Because the feature is rolling out gradually, even Insiders on the right builds may not see it immediately. Enabling the “Get the latest updates as soon as they’re available” toggle in Windows Update can help.

The Road Ahead: From Music to Everything

Microsoft’s documentation and Build 2025 tease paint a picture of a much broader handoff ecosystem. The same infrastructure that works for Spotify can be adapted for a WhatsApp chat thread, an Outlook draft, a Microsoft To Do task, or even a Kindle page number. The Windows IT blog already lists “Cross Device Resume” as a capability for OneDrive files, indicating that file‑level handoffs are also in the pipeline.

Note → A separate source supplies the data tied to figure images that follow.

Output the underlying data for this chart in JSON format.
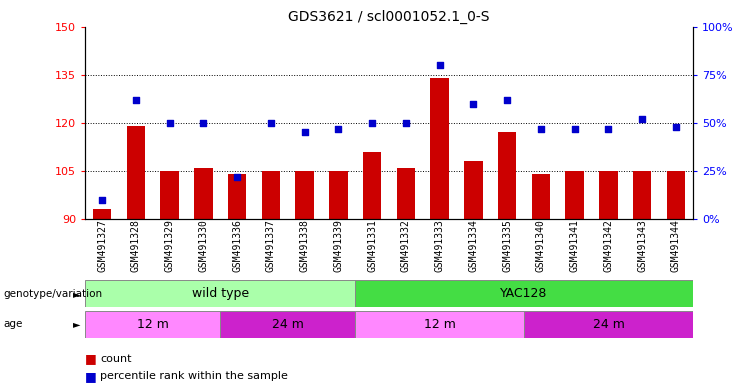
{
  "title": "GDS3621 / scl0001052.1_0-S",
  "samples": [
    "GSM491327",
    "GSM491328",
    "GSM491329",
    "GSM491330",
    "GSM491336",
    "GSM491337",
    "GSM491338",
    "GSM491339",
    "GSM491331",
    "GSM491332",
    "GSM491333",
    "GSM491334",
    "GSM491335",
    "GSM491340",
    "GSM491341",
    "GSM491342",
    "GSM491343",
    "GSM491344"
  ],
  "counts": [
    93,
    119,
    105,
    106,
    104,
    105,
    105,
    105,
    111,
    106,
    134,
    108,
    117,
    104,
    105,
    105,
    105,
    105
  ],
  "percentiles": [
    10,
    62,
    50,
    50,
    22,
    50,
    45,
    47,
    50,
    50,
    80,
    60,
    62,
    47,
    47,
    47,
    52,
    48
  ],
  "ylim_left": [
    90,
    150
  ],
  "ylim_right": [
    0,
    100
  ],
  "yticks_left": [
    90,
    105,
    120,
    135,
    150
  ],
  "yticks_right": [
    0,
    25,
    50,
    75,
    100
  ],
  "bar_color": "#cc0000",
  "dot_color": "#0000cc",
  "bg_color": "#ffffff",
  "genotype_wt_color": "#aaffaa",
  "genotype_yac_color": "#44dd44",
  "age_light_color": "#ff88ff",
  "age_dark_color": "#cc22cc",
  "genotype_labels": [
    "wild type",
    "YAC128"
  ],
  "age_labels": [
    "12 m",
    "24 m",
    "12 m",
    "24 m"
  ],
  "wt_count": 8,
  "yac_count": 10,
  "wt_12m_count": 4,
  "wt_24m_count": 4,
  "yac_12m_count": 5,
  "yac_24m_count": 5,
  "gridlines": [
    105,
    120,
    135
  ]
}
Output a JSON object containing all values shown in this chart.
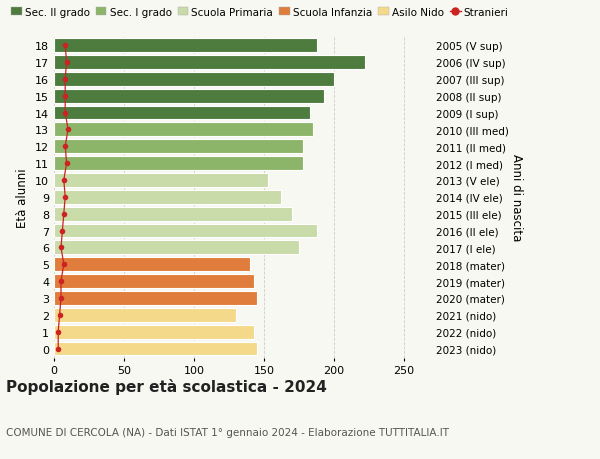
{
  "title": "Popolazione per età scolastica - 2024",
  "subtitle": "COMUNE DI CERCOLA (NA) - Dati ISTAT 1° gennaio 2024 - Elaborazione TUTTITALIA.IT",
  "ylabel_left": "Età alunni",
  "ylabel_right": "Anni di nascita",
  "xlim": [
    0,
    270
  ],
  "xticks": [
    0,
    50,
    100,
    150,
    200,
    250
  ],
  "ages": [
    0,
    1,
    2,
    3,
    4,
    5,
    6,
    7,
    8,
    9,
    10,
    11,
    12,
    13,
    14,
    15,
    16,
    17,
    18
  ],
  "values": [
    145,
    143,
    130,
    145,
    143,
    140,
    175,
    188,
    170,
    162,
    153,
    178,
    178,
    185,
    183,
    193,
    200,
    222,
    188
  ],
  "right_labels": [
    "2023 (nido)",
    "2022 (nido)",
    "2021 (nido)",
    "2020 (mater)",
    "2019 (mater)",
    "2018 (mater)",
    "2017 (I ele)",
    "2016 (II ele)",
    "2015 (III ele)",
    "2014 (IV ele)",
    "2013 (V ele)",
    "2012 (I med)",
    "2011 (II med)",
    "2010 (III med)",
    "2009 (I sup)",
    "2008 (II sup)",
    "2007 (III sup)",
    "2006 (IV sup)",
    "2005 (V sup)"
  ],
  "bar_colors": [
    "#f5d98b",
    "#f5d98b",
    "#f5d98b",
    "#e07d3c",
    "#e07d3c",
    "#e07d3c",
    "#c8dba8",
    "#c8dba8",
    "#c8dba8",
    "#c8dba8",
    "#c8dba8",
    "#8db56a",
    "#8db56a",
    "#8db56a",
    "#4e7c3f",
    "#4e7c3f",
    "#4e7c3f",
    "#4e7c3f",
    "#4e7c3f"
  ],
  "stranieri_values": [
    3,
    3,
    4,
    5,
    5,
    7,
    5,
    6,
    7,
    8,
    7,
    9,
    8,
    10,
    8,
    8,
    8,
    9,
    8
  ],
  "legend_labels": [
    "Sec. II grado",
    "Sec. I grado",
    "Scuola Primaria",
    "Scuola Infanzia",
    "Asilo Nido",
    "Stranieri"
  ],
  "legend_colors": [
    "#4e7c3f",
    "#8db56a",
    "#c8dba8",
    "#e07d3c",
    "#f5d98b",
    "#cc2222"
  ],
  "bg_color": "#f8f8f2",
  "bar_height": 0.82,
  "title_fontsize": 11,
  "subtitle_fontsize": 7.5,
  "tick_fontsize": 8,
  "label_fontsize": 8.5
}
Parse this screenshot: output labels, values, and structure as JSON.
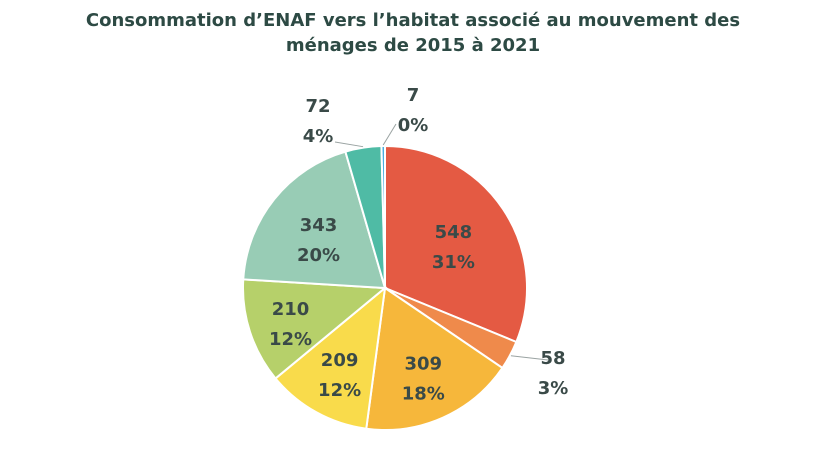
{
  "chart_data": {
    "type": "pie",
    "title_lines": [
      "Consommation d’ENAF vers l’habitat associé au mouvement des",
      "ménages de 2015 à 2021"
    ],
    "categories": [
      "",
      "",
      "",
      "",
      "",
      "",
      "",
      ""
    ],
    "values": [
      548,
      58,
      309,
      209,
      210,
      343,
      72,
      7
    ],
    "value_labels": [
      "548",
      "58",
      "309",
      "209",
      "210",
      "343",
      "72",
      "7"
    ],
    "percent_labels": [
      "31%",
      "3%",
      "18%",
      "12%",
      "12%",
      "20%",
      "4%",
      "0%"
    ],
    "colors": [
      "#e45a43",
      "#ef8a4b",
      "#f6b73b",
      "#f9db4b",
      "#b6d06a",
      "#98ccb5",
      "#4fbba5",
      "#4aaee0"
    ],
    "start_angle": "12 o'clock",
    "direction": "clockwise",
    "legend": "none"
  }
}
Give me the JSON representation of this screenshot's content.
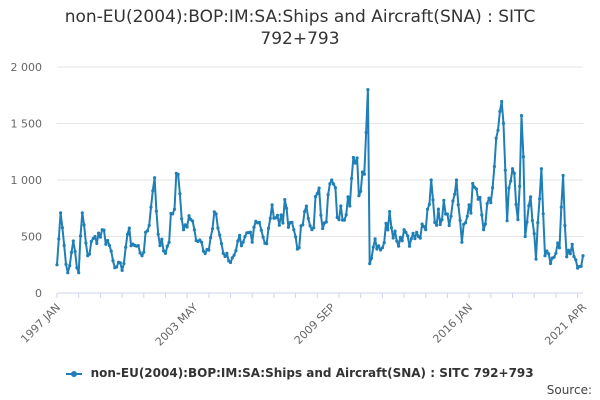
{
  "chart_data": {
    "type": "line",
    "title_line1": "non-EU(2004):BOP:IM:SA:Ships and Aircraft(SNA) : SITC",
    "title_line2": "792+793",
    "y_ticks": [
      "0",
      "500",
      "1 000",
      "1 500",
      "2 000"
    ],
    "ylim": [
      0,
      2000
    ],
    "x_tick_labels": [
      "1997 JAN",
      "2003 MAY",
      "2009 SEP",
      "2016 JAN",
      "2021 APR"
    ],
    "x_tick_dates": [
      "1997-01",
      "2003-05",
      "2009-09",
      "2016-01",
      "2021-04"
    ],
    "xlim": [
      "1997-01",
      "2021-04"
    ],
    "grid": true,
    "legend_position": "bottom",
    "series": [
      {
        "name": "non-EU(2004):BOP:IM:SA:Ships and Aircraft(SNA) : SITC 792+793",
        "color": "#1f7fb6",
        "x_start": "1997-01",
        "frequency": "monthly",
        "anchors": [
          [
            "1997-01",
            250
          ],
          [
            "1997-03",
            710
          ],
          [
            "1997-05",
            420
          ],
          [
            "1997-07",
            180
          ],
          [
            "1997-10",
            460
          ],
          [
            "1998-01",
            180
          ],
          [
            "1998-03",
            710
          ],
          [
            "1998-06",
            330
          ],
          [
            "1998-10",
            500
          ],
          [
            "1999-02",
            560
          ],
          [
            "1999-06",
            420
          ],
          [
            "1999-10",
            230
          ],
          [
            "2000-01",
            200
          ],
          [
            "2000-04",
            520
          ],
          [
            "2000-08",
            420
          ],
          [
            "2001-01",
            360
          ],
          [
            "2001-05",
            760
          ],
          [
            "2001-07",
            1020
          ],
          [
            "2001-09",
            520
          ],
          [
            "2002-01",
            350
          ],
          [
            "2002-05",
            700
          ],
          [
            "2002-08",
            1050
          ],
          [
            "2002-11",
            560
          ],
          [
            "2003-03",
            650
          ],
          [
            "2003-05",
            560
          ],
          [
            "2003-09",
            450
          ],
          [
            "2004-01",
            380
          ],
          [
            "2004-05",
            700
          ],
          [
            "2004-09",
            350
          ],
          [
            "2005-01",
            270
          ],
          [
            "2005-05",
            460
          ],
          [
            "2005-09",
            500
          ],
          [
            "2006-01",
            450
          ],
          [
            "2006-04",
            620
          ],
          [
            "2006-08",
            440
          ],
          [
            "2006-12",
            780
          ],
          [
            "2007-04",
            600
          ],
          [
            "2007-08",
            750
          ],
          [
            "2007-12",
            560
          ],
          [
            "2008-03",
            400
          ],
          [
            "2008-06",
            720
          ],
          [
            "2008-10",
            560
          ],
          [
            "2009-01",
            880
          ],
          [
            "2009-05",
            620
          ],
          [
            "2009-09",
            1000
          ],
          [
            "2010-01",
            650
          ],
          [
            "2010-06",
            850
          ],
          [
            "2010-10",
            1150
          ],
          [
            "2011-01",
            900
          ],
          [
            "2011-04",
            1420
          ],
          [
            "2011-05",
            1800
          ],
          [
            "2011-06",
            260
          ],
          [
            "2011-09",
            480
          ],
          [
            "2012-01",
            400
          ],
          [
            "2012-05",
            720
          ],
          [
            "2012-09",
            460
          ],
          [
            "2013-01",
            560
          ],
          [
            "2013-05",
            480
          ],
          [
            "2013-09",
            500
          ],
          [
            "2014-01",
            560
          ],
          [
            "2014-04",
            1000
          ],
          [
            "2014-07",
            600
          ],
          [
            "2014-11",
            820
          ],
          [
            "2015-03",
            680
          ],
          [
            "2015-06",
            1000
          ],
          [
            "2015-09",
            450
          ],
          [
            "2016-01",
            780
          ],
          [
            "2016-05",
            920
          ],
          [
            "2016-09",
            560
          ],
          [
            "2017-01",
            800
          ],
          [
            "2017-05",
            1440
          ],
          [
            "2017-08",
            1500
          ],
          [
            "2017-10",
            640
          ],
          [
            "2018-01",
            1100
          ],
          [
            "2018-04",
            650
          ],
          [
            "2018-06",
            1570
          ],
          [
            "2018-08",
            500
          ],
          [
            "2018-11",
            850
          ],
          [
            "2019-02",
            300
          ],
          [
            "2019-05",
            1100
          ],
          [
            "2019-07",
            330
          ],
          [
            "2019-11",
            310
          ],
          [
            "2020-03",
            400
          ],
          [
            "2020-05",
            1040
          ],
          [
            "2020-07",
            320
          ],
          [
            "2020-10",
            430
          ],
          [
            "2021-01",
            220
          ],
          [
            "2021-04",
            330
          ]
        ]
      }
    ],
    "source_label": "Source:"
  }
}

Once WSA is fully retired in March 2025, the rationale for running Android apps inside Windows evaporates entirely. In its place, resume‑style continuity positions Windows as the productivity surface that always knows what you were doing, regardless of the device you started on. This aligns with how people actually work: toggling between phone and PC dozens of times a day, often with the same accounts and services.

Competition will only intensify. Apple will continue to refine Handoff with tighter integration across its silicon. Google’s Quick Share already excels at file transfers and could expand toward app state syncing with Android’s “Continue Apps” initiative on ChromeOS. And third‑party bridges like Intel Unison, which offered similar clipboard and notification features, shut down in June 2025—a reminder that sustaining cross‑platform experiences without OS‑level support is brutally difficult.

The Verdict

For now, “Resume from your phone” is a tiny, Spotify‑only feature hidden inside Insider builds—easy to overlook. But seen strategically, it’s the most tangible sign yet that Windows 11 can deliver the continuity that Android users have long envied on iOS and macOS. If Microsoft can quickly add partners, keep the experience reliable, and give IT admins confidence in the data flow, the taskbar resume alert could become as iconic as the Start menu. The foundation is here; the next six months will show whether the company can build a real ecosystem on top of it.